Algunos operadores señalaron la escasa liquidez en torno a la festividad estadounidense, mientras que otros afirmaron que la ruptura de la barrera de los 155 aceleró un movimiento que ya era alcista. El yen comenzó a repuntar la semana pasada, cuando las crecientes expectativas de subidas de tasas por parte del Banco de Japón provocaron un brusco cambio de tendencia en el sentimiento del mercado. Las especulaciones sobre un posible cambio en la asignación de activos del Fondo de Inversión de Pensiones del Gobierno (GPIF) también han impulsado la subida. El ministro de Sanidad japonés, Kenichiro Ueno, responsable del GPIF, afirmó que el fondo de pensiones sigue valorando si es necesario revisar su asignación de activos.
La zona de los 152,10 marca el nivel más alto del yen frente al dólar en lo que va de año y está cobrando cada vez más protagonismo a medida que se intensifica el impulso alcista.

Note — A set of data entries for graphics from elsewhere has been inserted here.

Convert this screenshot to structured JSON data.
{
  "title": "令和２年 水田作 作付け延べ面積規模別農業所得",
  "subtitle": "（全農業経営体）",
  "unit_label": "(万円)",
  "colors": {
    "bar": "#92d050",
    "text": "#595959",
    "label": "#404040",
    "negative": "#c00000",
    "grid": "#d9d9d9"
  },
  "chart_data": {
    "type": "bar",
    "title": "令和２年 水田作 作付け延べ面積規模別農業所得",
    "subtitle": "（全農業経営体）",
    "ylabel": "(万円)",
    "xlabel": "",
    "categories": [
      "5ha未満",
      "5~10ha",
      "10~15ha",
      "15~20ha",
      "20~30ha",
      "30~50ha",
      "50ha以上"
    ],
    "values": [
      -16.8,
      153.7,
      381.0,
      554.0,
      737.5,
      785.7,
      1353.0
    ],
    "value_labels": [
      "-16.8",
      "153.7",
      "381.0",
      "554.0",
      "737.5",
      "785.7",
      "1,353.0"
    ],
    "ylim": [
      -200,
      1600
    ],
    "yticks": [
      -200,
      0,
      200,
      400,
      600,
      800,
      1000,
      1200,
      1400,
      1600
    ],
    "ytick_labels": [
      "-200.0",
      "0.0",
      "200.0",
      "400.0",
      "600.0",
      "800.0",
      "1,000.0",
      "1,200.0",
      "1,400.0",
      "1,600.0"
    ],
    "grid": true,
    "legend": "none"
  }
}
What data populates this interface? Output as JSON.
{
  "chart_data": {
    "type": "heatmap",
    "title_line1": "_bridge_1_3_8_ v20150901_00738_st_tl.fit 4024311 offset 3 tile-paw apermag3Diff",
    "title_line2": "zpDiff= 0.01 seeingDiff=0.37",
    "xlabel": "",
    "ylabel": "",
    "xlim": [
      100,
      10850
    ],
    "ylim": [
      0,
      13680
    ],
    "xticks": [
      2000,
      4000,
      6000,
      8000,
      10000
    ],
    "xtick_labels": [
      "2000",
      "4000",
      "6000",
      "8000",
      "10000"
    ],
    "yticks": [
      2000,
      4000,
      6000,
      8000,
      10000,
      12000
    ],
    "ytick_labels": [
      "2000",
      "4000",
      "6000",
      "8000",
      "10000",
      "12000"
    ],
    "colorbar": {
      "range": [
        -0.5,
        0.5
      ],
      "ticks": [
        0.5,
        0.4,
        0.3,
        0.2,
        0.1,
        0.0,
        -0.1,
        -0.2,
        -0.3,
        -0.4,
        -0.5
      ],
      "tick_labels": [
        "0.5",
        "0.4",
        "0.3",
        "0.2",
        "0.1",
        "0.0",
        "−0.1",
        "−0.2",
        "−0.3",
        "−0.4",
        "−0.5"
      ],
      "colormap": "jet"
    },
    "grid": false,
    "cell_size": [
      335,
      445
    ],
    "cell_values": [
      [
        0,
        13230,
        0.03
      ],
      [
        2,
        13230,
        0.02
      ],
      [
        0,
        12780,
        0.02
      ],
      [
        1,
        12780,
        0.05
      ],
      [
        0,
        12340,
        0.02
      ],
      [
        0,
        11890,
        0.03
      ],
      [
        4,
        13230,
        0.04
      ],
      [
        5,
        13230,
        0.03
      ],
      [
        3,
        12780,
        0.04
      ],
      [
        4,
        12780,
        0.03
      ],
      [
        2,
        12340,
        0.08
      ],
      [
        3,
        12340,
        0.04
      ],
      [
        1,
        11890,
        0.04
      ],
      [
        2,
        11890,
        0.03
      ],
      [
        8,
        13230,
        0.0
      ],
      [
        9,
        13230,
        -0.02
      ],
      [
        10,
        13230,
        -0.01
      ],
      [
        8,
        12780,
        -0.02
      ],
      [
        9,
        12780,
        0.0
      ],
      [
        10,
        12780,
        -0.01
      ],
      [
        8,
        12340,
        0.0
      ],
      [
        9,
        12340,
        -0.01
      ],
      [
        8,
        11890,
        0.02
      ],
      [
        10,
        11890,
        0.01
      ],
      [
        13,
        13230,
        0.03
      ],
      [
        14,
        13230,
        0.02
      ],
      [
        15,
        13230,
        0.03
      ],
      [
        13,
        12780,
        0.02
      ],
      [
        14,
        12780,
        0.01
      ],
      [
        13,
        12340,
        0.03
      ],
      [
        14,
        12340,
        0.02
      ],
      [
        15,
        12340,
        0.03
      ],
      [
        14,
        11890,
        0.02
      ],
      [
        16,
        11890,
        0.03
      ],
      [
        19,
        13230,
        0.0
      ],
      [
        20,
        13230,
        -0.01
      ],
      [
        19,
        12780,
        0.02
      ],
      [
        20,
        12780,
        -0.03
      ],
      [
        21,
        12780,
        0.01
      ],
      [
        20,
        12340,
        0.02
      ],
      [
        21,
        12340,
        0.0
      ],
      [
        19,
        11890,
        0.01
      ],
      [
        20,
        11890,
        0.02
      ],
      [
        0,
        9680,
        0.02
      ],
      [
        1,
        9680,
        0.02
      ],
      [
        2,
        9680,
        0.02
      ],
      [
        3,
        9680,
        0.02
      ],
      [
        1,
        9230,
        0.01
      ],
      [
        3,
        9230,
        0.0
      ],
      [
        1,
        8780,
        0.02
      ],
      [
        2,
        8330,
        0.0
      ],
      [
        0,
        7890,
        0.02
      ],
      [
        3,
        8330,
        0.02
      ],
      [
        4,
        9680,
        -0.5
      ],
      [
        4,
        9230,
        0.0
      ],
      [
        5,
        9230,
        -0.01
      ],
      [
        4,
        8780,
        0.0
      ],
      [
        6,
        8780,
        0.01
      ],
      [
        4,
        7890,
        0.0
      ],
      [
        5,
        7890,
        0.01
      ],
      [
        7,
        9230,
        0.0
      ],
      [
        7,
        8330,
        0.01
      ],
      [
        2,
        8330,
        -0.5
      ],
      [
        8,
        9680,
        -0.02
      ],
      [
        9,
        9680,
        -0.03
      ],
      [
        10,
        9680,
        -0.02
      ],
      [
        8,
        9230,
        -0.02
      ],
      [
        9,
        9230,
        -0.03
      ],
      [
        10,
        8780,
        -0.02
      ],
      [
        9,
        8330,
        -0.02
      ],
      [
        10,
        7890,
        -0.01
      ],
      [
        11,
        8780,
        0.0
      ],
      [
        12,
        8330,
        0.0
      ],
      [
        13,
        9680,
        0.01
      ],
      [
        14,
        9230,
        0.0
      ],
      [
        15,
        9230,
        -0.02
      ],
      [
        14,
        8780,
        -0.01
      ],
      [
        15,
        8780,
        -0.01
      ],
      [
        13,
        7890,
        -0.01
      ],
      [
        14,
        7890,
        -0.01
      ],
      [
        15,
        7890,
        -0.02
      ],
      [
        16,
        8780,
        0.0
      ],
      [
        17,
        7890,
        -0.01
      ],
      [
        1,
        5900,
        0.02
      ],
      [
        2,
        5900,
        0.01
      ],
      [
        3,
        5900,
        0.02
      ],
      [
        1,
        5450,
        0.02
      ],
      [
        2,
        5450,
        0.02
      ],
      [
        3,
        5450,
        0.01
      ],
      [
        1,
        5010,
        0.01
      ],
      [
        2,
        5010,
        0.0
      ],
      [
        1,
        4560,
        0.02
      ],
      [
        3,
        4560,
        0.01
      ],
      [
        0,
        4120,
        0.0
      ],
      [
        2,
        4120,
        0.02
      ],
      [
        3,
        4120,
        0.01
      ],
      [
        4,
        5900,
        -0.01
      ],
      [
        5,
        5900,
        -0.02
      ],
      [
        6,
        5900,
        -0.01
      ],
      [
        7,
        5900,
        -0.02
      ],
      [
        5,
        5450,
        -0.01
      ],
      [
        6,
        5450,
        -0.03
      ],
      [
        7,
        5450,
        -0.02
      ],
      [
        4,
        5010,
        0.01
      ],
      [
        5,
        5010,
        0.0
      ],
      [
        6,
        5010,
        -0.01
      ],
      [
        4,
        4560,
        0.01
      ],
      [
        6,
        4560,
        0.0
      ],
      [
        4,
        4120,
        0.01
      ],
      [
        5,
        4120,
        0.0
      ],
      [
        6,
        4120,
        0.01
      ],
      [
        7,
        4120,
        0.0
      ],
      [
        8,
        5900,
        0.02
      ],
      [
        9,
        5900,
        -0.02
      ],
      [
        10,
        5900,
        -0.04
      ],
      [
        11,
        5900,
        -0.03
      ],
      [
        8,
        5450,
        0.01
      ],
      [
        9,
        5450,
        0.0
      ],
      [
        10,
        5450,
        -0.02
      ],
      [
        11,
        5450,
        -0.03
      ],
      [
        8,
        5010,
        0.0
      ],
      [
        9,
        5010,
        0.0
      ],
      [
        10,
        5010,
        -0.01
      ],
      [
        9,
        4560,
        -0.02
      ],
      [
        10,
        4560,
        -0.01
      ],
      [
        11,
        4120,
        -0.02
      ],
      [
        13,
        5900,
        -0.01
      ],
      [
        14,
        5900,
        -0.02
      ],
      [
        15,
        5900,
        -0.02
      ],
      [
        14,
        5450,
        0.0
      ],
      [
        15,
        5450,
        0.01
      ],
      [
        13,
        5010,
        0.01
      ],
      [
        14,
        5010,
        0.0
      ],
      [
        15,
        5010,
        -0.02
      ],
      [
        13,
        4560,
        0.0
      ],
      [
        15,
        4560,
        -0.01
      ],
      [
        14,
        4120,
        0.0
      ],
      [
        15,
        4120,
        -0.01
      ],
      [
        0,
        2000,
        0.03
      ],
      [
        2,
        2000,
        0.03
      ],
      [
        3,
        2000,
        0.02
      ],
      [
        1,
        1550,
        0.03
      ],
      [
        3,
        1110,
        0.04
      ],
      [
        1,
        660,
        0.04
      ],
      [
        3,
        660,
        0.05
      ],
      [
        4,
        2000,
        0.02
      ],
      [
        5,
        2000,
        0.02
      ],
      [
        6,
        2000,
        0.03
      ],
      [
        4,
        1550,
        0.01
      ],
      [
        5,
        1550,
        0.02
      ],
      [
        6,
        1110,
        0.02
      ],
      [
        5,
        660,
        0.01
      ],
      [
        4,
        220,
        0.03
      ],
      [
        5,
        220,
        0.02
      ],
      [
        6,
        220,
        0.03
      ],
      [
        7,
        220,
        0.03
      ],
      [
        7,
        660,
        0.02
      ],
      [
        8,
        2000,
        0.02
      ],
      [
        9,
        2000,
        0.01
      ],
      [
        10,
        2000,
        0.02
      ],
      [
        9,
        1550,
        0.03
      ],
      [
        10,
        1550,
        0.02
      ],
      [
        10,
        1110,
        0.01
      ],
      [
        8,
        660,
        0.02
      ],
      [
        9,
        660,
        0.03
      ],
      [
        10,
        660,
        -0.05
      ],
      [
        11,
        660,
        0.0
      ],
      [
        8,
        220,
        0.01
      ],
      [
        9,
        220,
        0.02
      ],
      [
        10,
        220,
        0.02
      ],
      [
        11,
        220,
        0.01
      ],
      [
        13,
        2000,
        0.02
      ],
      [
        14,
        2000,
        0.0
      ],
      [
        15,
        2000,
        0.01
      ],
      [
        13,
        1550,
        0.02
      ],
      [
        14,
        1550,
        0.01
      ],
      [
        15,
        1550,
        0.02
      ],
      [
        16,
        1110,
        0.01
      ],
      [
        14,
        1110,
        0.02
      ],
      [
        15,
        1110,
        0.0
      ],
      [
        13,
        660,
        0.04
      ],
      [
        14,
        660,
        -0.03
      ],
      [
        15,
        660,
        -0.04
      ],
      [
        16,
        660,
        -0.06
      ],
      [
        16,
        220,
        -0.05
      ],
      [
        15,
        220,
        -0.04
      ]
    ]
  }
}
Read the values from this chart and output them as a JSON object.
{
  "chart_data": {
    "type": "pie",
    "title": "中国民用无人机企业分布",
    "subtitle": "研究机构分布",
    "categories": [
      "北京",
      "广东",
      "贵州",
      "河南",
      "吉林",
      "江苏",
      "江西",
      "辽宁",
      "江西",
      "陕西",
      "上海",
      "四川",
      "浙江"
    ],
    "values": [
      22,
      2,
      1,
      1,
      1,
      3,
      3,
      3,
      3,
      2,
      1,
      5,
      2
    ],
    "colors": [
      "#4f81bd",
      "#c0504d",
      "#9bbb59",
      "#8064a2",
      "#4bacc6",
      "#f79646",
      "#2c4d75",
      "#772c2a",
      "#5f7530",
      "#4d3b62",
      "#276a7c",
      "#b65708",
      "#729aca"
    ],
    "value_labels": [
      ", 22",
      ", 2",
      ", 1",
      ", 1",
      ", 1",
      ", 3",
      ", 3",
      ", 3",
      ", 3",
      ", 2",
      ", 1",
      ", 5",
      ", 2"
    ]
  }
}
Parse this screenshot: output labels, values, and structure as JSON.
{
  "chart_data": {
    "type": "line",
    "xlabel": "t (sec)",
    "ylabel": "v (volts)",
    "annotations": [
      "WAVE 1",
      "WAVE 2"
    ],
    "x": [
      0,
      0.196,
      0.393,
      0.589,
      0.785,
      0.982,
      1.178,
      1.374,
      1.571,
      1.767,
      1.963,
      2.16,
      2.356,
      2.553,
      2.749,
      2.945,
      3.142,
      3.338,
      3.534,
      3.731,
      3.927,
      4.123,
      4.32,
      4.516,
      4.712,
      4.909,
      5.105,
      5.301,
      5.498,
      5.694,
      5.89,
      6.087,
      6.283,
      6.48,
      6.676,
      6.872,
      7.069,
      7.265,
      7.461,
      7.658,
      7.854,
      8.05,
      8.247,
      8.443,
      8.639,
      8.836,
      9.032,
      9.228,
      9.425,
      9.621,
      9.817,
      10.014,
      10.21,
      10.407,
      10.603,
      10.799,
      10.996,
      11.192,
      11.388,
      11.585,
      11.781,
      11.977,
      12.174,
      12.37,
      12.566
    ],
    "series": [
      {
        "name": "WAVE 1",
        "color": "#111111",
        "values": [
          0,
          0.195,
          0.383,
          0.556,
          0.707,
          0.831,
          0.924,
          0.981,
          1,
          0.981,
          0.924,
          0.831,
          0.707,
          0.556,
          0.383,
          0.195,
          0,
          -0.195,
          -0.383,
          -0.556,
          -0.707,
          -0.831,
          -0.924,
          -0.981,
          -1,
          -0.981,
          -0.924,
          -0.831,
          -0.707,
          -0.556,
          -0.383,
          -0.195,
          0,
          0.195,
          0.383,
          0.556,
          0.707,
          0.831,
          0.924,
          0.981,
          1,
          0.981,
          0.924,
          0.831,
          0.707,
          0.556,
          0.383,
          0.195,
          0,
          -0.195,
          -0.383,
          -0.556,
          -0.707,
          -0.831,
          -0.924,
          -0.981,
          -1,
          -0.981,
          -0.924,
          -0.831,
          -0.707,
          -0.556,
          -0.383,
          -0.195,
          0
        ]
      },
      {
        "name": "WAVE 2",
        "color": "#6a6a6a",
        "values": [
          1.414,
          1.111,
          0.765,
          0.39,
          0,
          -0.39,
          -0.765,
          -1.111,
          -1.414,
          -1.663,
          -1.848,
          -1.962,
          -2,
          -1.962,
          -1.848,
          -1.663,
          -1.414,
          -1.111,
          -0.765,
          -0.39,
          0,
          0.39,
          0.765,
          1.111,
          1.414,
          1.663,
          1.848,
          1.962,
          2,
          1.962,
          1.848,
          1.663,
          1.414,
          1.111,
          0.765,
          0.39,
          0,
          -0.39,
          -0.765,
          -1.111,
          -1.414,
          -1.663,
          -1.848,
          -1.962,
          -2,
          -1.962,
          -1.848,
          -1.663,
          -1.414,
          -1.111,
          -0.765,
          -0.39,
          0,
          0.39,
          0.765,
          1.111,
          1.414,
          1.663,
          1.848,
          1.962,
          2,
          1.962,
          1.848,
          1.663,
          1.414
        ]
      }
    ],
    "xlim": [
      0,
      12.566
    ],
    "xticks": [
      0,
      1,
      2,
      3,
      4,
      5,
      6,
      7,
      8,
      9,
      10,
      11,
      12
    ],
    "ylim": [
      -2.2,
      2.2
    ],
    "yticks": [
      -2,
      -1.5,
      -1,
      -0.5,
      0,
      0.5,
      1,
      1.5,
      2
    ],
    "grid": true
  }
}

Los indicadores técnicos también apuntan a los 152 como posible objetivo tras la ruptura del soporte en torno a los 155. Lo que opinan los estrategas de Bloomberg: Los operadores de divisas están centrando su atención en el próximo umbral del USD/JPY, siendo la zona de 152 una candidata probable a medida que se intensifica el impulso bajista. Ver más: El dólar cae a mínimos desde mayo tras comentarios de Waller y avance del yen El cambio gradual y positivo en la confianza respecto al yen se observa en el mercado de opciones.
Aunque el lunes fue festivo en Estados Unidos, se registró un volumen de negociación considerable en los contratos de divisas globales, dominados por los cruces con el yen. El repunte de los contratos a plazo del yen a un año pone de relieve la magnitud de la cobertura de posiciones cortas en el yen que se está produciendo frente al euro, la libra esterlina y el franco suizo. Esto se sumará a la presión bajista sobre el par dólar-yen. — Mark Cranfield, estratega de Markets Live. El repunte del yen también se ha extendido a los principales pares de divisas, incluidos el euro, la libra esterlina y el dólar australiano, lo que apunta a una fortaleza generalizada más que a una simple debilidad del dólar.
La volatilidad implícita a dos semanas en el par dólar-yen se ha disparado hasta su nivel más alto desde mayo de 2025, una señal de hasta qué punto el repunte ha trastocado las expectativas del mercado. La rapidez del movimiento aumenta la posibilidad de una liquidación más generalizada de las operaciones de carry trade financiadas con yenes, en las que los inversores obtienen préstamos a bajo coste en la moneda japonesa para invertir en activos de mayor rendimiento en otros mercados. Ver más: Bessent advierte que la volatilidad del yen podría elevar las tasas en EE.UU. “Nuestra opinión de base es que una ruptura por debajo de 154 podría desencadenar una mayor liquidación de las operaciones de carry trade en yenes y más órdenes de stop-loss, lo que dejaría margen para que el yen se aprecie aún más”, afirmó Rinto Maruyama, estratega sénior de tasas de interés y divisas de SMBC Nikko Securities. Dicho esto, una reducción de las posiciones también significa que hay margen para que los inversores vuelvan a abrir posiciones cortas en el yen, añadió.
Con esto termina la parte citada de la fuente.